8 décembre, 2008
Fontenay, 2 jours de rencontres en résumé(s)
Près de 400 Fontenaysiens ont répondu présent à l’invitation de
Christian Favier pour cette réunion publique organisée à l’issue de ces deux journées passées à Fontenay.
Une mobilisation importante qui témoigne de l’intérêt de la population pour l’échange direct avec les élus.

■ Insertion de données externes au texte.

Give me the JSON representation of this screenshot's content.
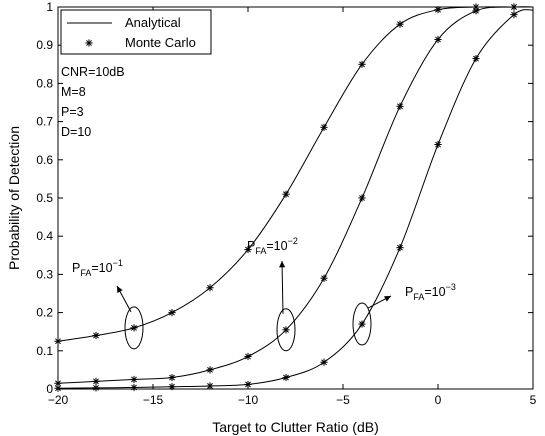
{
  "chart_data": {
    "type": "line",
    "xlabel": "Target to Clutter Ratio (dB)",
    "ylabel": "Probability of Detection",
    "xlim": [
      -20,
      5
    ],
    "ylim": [
      0,
      1
    ],
    "xticks": [
      -20,
      -15,
      -10,
      -5,
      0,
      5
    ],
    "yticks": [
      0,
      0.1,
      0.2,
      0.3,
      0.4,
      0.5,
      0.6,
      0.7,
      0.8,
      0.9,
      1
    ],
    "xtick_labels": [
      "−20",
      "−15",
      "−10",
      "−5",
      "0",
      "5"
    ],
    "ytick_labels": [
      "0",
      "0.1",
      "0.2",
      "0.3",
      "0.4",
      "0.5",
      "0.6",
      "0.7",
      "0.8",
      "0.9",
      "1"
    ],
    "grid": false,
    "legend": {
      "placement": "top-left",
      "entries": [
        {
          "label": "Analytical",
          "style": "line"
        },
        {
          "label": "Monte Carlo",
          "style": "asterisk"
        }
      ]
    },
    "parameters": [
      "CNR=10dB",
      "M=8",
      "P=3",
      "D=10"
    ],
    "series": [
      {
        "pfa_exponent": "−1",
        "x": [
          -20,
          -18,
          -16,
          -14,
          -12,
          -10,
          -8,
          -6,
          -4,
          -2,
          0,
          2,
          4
        ],
        "y": [
          0.125,
          0.14,
          0.16,
          0.2,
          0.265,
          0.365,
          0.51,
          0.685,
          0.85,
          0.955,
          0.993,
          1.0,
          1.0
        ]
      },
      {
        "pfa_exponent": "−2",
        "x": [
          -20,
          -18,
          -16,
          -14,
          -12,
          -10,
          -8,
          -6,
          -4,
          -2,
          0,
          2,
          4
        ],
        "y": [
          0.015,
          0.02,
          0.025,
          0.03,
          0.05,
          0.085,
          0.155,
          0.29,
          0.5,
          0.74,
          0.915,
          0.99,
          1.0
        ]
      },
      {
        "pfa_exponent": "−3",
        "x": [
          -20,
          -18,
          -16,
          -14,
          -12,
          -10,
          -8,
          -6,
          -4,
          -2,
          0,
          2,
          4
        ],
        "y": [
          0.002,
          0.003,
          0.004,
          0.006,
          0.008,
          0.012,
          0.03,
          0.07,
          0.17,
          0.37,
          0.64,
          0.865,
          0.98
        ]
      }
    ],
    "annotations": [
      {
        "label_main": "P",
        "label_sub": "FA",
        "label_eq": "=10",
        "label_sup": "−1",
        "x": -16,
        "y": 0.16
      },
      {
        "label_main": "P",
        "label_sub": "FA",
        "label_eq": "=10",
        "label_sup": "−2",
        "x": -8,
        "y": 0.155
      },
      {
        "label_main": "P",
        "label_sub": "FA",
        "label_eq": "=10",
        "label_sup": "−3",
        "x": -4,
        "y": 0.17
      }
    ]
  }
}
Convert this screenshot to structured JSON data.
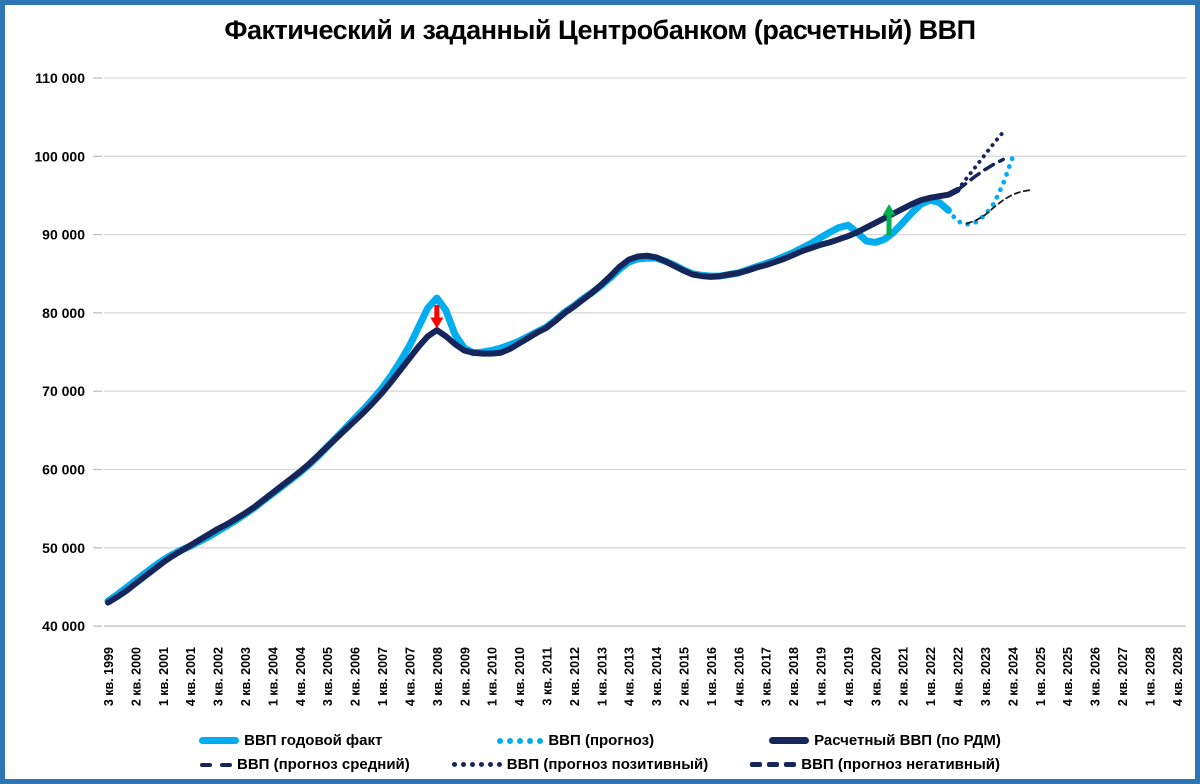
{
  "title": "Фактический и заданный Центробанком (расчетный) ВВП",
  "colors": {
    "fact_cyan": "#00AEEF",
    "calc_navy": "#16265B",
    "negative_forecast": "#1A1A1A",
    "arrow_red": "#FF0000",
    "arrow_green": "#00B050",
    "gridline": "#D9D9D9",
    "axis": "#BFBFBF",
    "frame_border": "#2E75B6"
  },
  "chart_data": {
    "type": "line",
    "title": "Фактический и заданный Центробанком (расчетный) ВВП",
    "grid": "horizontal",
    "legend_position": "bottom",
    "y_axis": {
      "min": 40000,
      "max": 110000,
      "step": 10000,
      "ticks": [
        {
          "value": 110000,
          "label": "110 000"
        },
        {
          "value": 100000,
          "label": "100 000"
        },
        {
          "value": 90000,
          "label": "90 000"
        },
        {
          "value": 80000,
          "label": "80 000"
        },
        {
          "value": 70000,
          "label": "70 000"
        },
        {
          "value": 60000,
          "label": "60 000"
        },
        {
          "value": 50000,
          "label": "50 000"
        },
        {
          "value": 40000,
          "label": "40 000"
        }
      ]
    },
    "x_axis": {
      "unit": "quarter",
      "start": "3 кв. 1999",
      "end": "4 кв. 2028",
      "tick_every": 3,
      "tick_labels": [
        "3 кв. 1999",
        "2 кв. 2000",
        "1 кв. 2001",
        "4 кв. 2001",
        "3 кв. 2002",
        "2 кв. 2003",
        "1 кв. 2004",
        "4 кв. 2004",
        "3 кв. 2005",
        "2 кв. 2006",
        "1 кв. 2007",
        "4 кв. 2007",
        "3 кв. 2008",
        "2 кв. 2009",
        "1 кв. 2010",
        "4 кв. 2010",
        "3 кв. 2011",
        "2 кв. 2012",
        "1 кв. 2013",
        "4 кв. 2013",
        "3 кв. 2014",
        "2 кв. 2015",
        "1 кв. 2016",
        "4 кв. 2016",
        "3 кв. 2017",
        "2 кв. 2018",
        "1 кв. 2019",
        "4 кв. 2019",
        "3 кв. 2020",
        "2 кв. 2021",
        "1 кв. 2022",
        "4 кв. 2022",
        "3 кв. 2023",
        "2 кв. 2024",
        "1 кв. 2025",
        "4 кв. 2025",
        "3 кв. 2026",
        "2 кв. 2027",
        "1 кв. 2028",
        "4 кв. 2028"
      ]
    },
    "series": [
      {
        "name": "ВВП годовой факт",
        "color": "#00AEEF",
        "style": "fact-solid",
        "start_index": 0,
        "values": [
          43200,
          44000,
          44900,
          45800,
          46700,
          47600,
          48400,
          49100,
          49700,
          50200,
          50800,
          51400,
          52100,
          52800,
          53500,
          54300,
          55100,
          56000,
          56900,
          57800,
          58700,
          59600,
          60600,
          61700,
          62900,
          64100,
          65300,
          66500,
          67700,
          69000,
          70400,
          72000,
          73800,
          75800,
          78200,
          80600,
          81900,
          80300,
          77200,
          75500,
          74900,
          75000,
          75200,
          75500,
          75900,
          76400,
          77000,
          77600,
          78200,
          79100,
          80100,
          80900,
          81800,
          82600,
          83500,
          84500,
          85600,
          86500,
          86900,
          87000,
          87000,
          86600,
          86100,
          85500,
          85000,
          84800,
          84700,
          84700,
          84900,
          85100,
          85500,
          85900,
          86300,
          86700,
          87200,
          87700,
          88300,
          88900,
          89600,
          90300,
          90900,
          91200,
          90300,
          89200,
          89000,
          89400,
          90300,
          91500,
          92800,
          93900,
          94400,
          94100,
          93100
        ]
      },
      {
        "name": "ВВП (прогноз)",
        "color": "#00AEEF",
        "style": "dotted",
        "start_index": 92,
        "values": [
          93100,
          91700,
          91300,
          91600,
          92500,
          94000,
          96500,
          99800
        ]
      },
      {
        "name": "Расчетный ВВП (по РДМ)",
        "color": "#16265B",
        "style": "calc-solid",
        "start_index": 0,
        "values": [
          43000,
          43700,
          44500,
          45400,
          46300,
          47200,
          48100,
          48900,
          49600,
          50300,
          51000,
          51700,
          52400,
          53000,
          53700,
          54400,
          55200,
          56100,
          57000,
          57900,
          58800,
          59700,
          60700,
          61800,
          62900,
          64000,
          65100,
          66200,
          67300,
          68500,
          69800,
          71200,
          72700,
          74200,
          75700,
          77000,
          77800,
          77000,
          76000,
          75200,
          74900,
          74800,
          74800,
          74900,
          75400,
          76100,
          76800,
          77500,
          78100,
          79000,
          80000,
          80800,
          81700,
          82600,
          83600,
          84700,
          85900,
          86800,
          87200,
          87300,
          87100,
          86600,
          86000,
          85400,
          84900,
          84700,
          84600,
          84700,
          84900,
          85100,
          85400,
          85800,
          86100,
          86500,
          86900,
          87400,
          87900,
          88300,
          88700,
          89000,
          89400,
          89800,
          90300,
          90900,
          91500,
          92100,
          92700,
          93300,
          93900,
          94400,
          94700,
          94900,
          95100,
          95700
        ]
      },
      {
        "name": "ВВП (прогноз средний)",
        "color": "#16265B",
        "style": "dashed",
        "start_index": 93,
        "values": [
          95700,
          96600,
          97500,
          98300,
          99000,
          99600
        ]
      },
      {
        "name": "ВВП (прогноз позитивный)",
        "color": "#16265B",
        "style": "dotted-small",
        "start_index": 93,
        "values": [
          95700,
          97200,
          98700,
          100200,
          101700,
          103100
        ]
      },
      {
        "name": "ВВП (прогноз негативный)",
        "color": "#1A1A1A",
        "style": "dashed-thin",
        "start_index": 94,
        "values": [
          91400,
          91800,
          92500,
          93500,
          94400,
          95100,
          95500,
          95700
        ]
      }
    ],
    "annotations": [
      {
        "shape": "arrow-down",
        "color": "#FF0000",
        "x_index": 36,
        "from_value": 81000,
        "to_value": 78000
      },
      {
        "shape": "arrow-up",
        "color": "#00B050",
        "x_index": 85.5,
        "from_value": 89900,
        "to_value": 93900
      }
    ]
  }
}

Pendant plus de deux heures, les habitants ont ainsi eu tout le loisir d’interpeller le président du Conseil général sur la question du logement, les places en crèches, les subventions aux associations, l’accès à l’emploi pour les travailleurs handicapés, les transports, les pistes cyclables, etc.
Christian Favier s’est attaché à répondre le plus précisément possible à chacune des questions en rappelant les actions concrètes et la politique menée par le Conseil général. Interrogé sur la situation budgétaire du Département, il a indiqué que la collectivité serait privée cette année, en raison de la crise immobilière, de quelque 40 millions d’euros de recettes provenant des droits de mutation (frais d’enregistrement lors de la vente d’un bien immobilier). Un manque qui s’ajoute aux 300 millions d’euros que l’État doit toujours au Département suite aux derniers transferts de charges. Mais Christian Favier a toutefois tenu à rassurer la population : le Val-de-Marne a des finances saines et n’a pas contracté d’emprunts dits «toxiques».
«Dans cette période difficile, le risque serait de se replier sur soi-même. Il faut au contraire continuer de porter des projets forts et poursuivre l’effort pour que l’État s’engage sur des grands travaux. Par exemple, il faut intensifier la mobilisation pour faire aboutir la construction du futur premier métro de banlieue, Orbival. Il facilitera les déplacements mais fournira aussi du travail aux entreprises et favorisera le développement immobilier, l’aménagement urbain, etc. Aujourd’hui, tous les élus du Département, toutes les Villes sont d’accord sur le tracé. Nous avons obtenu le financement des études de ce métro, et ces études sont en cours. Un métro comme celui-ci coûte 2 milliards d’euros. Plusieurs pistes sont envisagées pour le financer, mais l’état ne pourra pas être absent. Et je souhaite, pour ma part, qu’il puisse être exploité par la RATP.»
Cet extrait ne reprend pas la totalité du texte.